Aufgabe des Leseunterrichts ist es, Kinder dabei zu unterstützen, sich zu kompetenten und autonomen Leserinnen und Lesern zu entwickeln. Kinder sollen in die Lage versetzt werden, analoge und digitale Texte verschiedener Formen und Gattungen sowie Geschichten und Bücher eigenständig und verstehend zu lesen und reflektiert für sich zu nutzen. Deutschunterricht, aber auch fachübergreifender Unterricht sollte dabei an die altersspezifischen Interessen von Kindern anknüpfen und ihnen gleichzeitig ermöglichen, diese weiter auszubauen oder neue zu entdecken.

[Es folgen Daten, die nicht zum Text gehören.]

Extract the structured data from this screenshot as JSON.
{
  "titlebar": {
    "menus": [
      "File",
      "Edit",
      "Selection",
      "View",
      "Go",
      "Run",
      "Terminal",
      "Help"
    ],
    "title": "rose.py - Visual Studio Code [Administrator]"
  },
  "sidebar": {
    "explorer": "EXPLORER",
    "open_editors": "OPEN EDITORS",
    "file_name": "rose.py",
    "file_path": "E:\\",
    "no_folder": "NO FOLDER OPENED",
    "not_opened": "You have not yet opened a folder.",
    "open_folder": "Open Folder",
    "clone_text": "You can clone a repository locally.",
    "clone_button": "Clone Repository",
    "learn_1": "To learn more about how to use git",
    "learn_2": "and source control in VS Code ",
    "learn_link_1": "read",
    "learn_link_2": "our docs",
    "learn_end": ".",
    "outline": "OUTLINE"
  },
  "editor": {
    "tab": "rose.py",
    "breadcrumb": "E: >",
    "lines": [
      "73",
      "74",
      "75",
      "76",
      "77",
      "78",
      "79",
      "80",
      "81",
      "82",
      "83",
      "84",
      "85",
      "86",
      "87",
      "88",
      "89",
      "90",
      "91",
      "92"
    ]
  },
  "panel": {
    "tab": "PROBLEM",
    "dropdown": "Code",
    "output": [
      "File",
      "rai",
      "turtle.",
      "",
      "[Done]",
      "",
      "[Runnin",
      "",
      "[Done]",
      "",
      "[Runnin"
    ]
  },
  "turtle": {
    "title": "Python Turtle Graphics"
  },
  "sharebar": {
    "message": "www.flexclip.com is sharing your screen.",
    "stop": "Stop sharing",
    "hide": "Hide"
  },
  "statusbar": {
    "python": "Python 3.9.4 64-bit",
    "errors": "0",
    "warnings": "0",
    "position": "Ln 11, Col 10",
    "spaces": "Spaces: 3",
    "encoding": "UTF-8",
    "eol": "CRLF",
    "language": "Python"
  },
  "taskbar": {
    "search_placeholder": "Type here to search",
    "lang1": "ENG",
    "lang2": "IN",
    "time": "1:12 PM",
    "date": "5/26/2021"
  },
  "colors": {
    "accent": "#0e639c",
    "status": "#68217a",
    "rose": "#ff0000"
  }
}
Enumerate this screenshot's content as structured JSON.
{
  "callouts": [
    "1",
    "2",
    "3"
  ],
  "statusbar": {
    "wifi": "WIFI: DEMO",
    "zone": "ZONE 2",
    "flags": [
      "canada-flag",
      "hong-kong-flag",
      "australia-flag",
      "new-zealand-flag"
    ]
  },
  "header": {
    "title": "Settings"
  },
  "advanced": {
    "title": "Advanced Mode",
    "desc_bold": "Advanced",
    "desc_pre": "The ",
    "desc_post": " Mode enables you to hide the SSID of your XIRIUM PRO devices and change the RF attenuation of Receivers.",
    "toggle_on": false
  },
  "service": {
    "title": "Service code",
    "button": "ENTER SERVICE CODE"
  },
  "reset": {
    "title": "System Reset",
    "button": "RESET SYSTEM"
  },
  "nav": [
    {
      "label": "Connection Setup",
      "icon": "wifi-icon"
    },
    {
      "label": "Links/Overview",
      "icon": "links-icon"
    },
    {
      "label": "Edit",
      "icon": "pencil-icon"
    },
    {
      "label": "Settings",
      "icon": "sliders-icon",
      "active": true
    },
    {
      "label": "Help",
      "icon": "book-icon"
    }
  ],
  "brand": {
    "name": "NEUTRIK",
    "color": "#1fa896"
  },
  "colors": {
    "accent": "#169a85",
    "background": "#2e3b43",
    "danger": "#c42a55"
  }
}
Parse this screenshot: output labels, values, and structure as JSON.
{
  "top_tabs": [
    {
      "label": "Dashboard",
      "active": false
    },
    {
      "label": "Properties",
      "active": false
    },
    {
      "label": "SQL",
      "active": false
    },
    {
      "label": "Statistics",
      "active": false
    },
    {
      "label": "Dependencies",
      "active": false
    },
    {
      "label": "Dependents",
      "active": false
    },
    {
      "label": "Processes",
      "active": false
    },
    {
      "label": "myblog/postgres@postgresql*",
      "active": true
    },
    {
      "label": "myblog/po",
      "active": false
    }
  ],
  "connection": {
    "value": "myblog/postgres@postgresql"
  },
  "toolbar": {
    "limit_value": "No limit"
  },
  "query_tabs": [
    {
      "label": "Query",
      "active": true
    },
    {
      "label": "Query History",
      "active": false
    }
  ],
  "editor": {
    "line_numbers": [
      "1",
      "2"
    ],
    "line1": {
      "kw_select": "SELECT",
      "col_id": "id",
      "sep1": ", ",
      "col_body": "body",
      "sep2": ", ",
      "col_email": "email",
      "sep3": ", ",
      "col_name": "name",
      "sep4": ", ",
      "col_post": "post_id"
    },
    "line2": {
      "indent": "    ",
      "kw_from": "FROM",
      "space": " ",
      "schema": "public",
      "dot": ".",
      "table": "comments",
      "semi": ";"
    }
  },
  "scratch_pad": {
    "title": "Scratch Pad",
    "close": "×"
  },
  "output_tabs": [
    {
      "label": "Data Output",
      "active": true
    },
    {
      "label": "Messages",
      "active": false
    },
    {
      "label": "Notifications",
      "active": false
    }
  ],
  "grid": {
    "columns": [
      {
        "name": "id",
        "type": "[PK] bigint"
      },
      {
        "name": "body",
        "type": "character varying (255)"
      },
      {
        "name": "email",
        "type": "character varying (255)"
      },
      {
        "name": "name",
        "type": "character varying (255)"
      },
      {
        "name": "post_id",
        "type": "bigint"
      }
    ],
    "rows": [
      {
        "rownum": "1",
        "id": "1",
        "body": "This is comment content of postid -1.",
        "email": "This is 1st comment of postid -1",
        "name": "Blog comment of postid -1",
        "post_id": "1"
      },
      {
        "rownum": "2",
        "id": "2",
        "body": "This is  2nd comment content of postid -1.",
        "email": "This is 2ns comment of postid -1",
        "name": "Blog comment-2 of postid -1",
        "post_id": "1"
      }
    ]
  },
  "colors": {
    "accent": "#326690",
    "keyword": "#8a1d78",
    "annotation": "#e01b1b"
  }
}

Für den Leseerwerb sind verschiedene Erwerbsbedingungen von zentraler Bedeutung, die Kinder bereits vor Schulbeginn geprägt haben. Da diese nicht nur bedeutsame Vorbedingungen für den Leseunterricht darstellen, sondern auch in der didaktischen Gestaltung berücksichtigt werden müssen, stellt sich dieses Kapitel der Frage, welche Faktoren hier wirksam sind:
- Welchen Einfluss hat der Schriftspracherwerb auf das Lesenlernen im Anfangsunterricht? (s. Kap. 2.1)
- Welche Rolle spielen die Vorläuferfähigkeiten für den Leseerwerb? (s. Kap 2.2)
2.1 Einfluss des Schriftspracherwerbs auf das Lesenlernen
In der Forschung haben sich mit den Jahren verschiedene Ansätze entwickelt, die den Schriftspracherwerb bei Kindern erklären2. Der Leseerwerb ist ein Teil des Schriftspracherwerbs, da Kinder lernen müssen, Buchstaben und Laute zu erkennen, Wörter zu identifizieren und ihre Bedeutung zu kennen. Kinder wenden beim Erwerb zudem unterschiedliche Strategien an, die den Prozess zu verschiedenen Zeitpunkten leiten. Die Strategien im Schriftspracherwerb haben einen großen Einfluss auf das Lesenlernen der Kinder.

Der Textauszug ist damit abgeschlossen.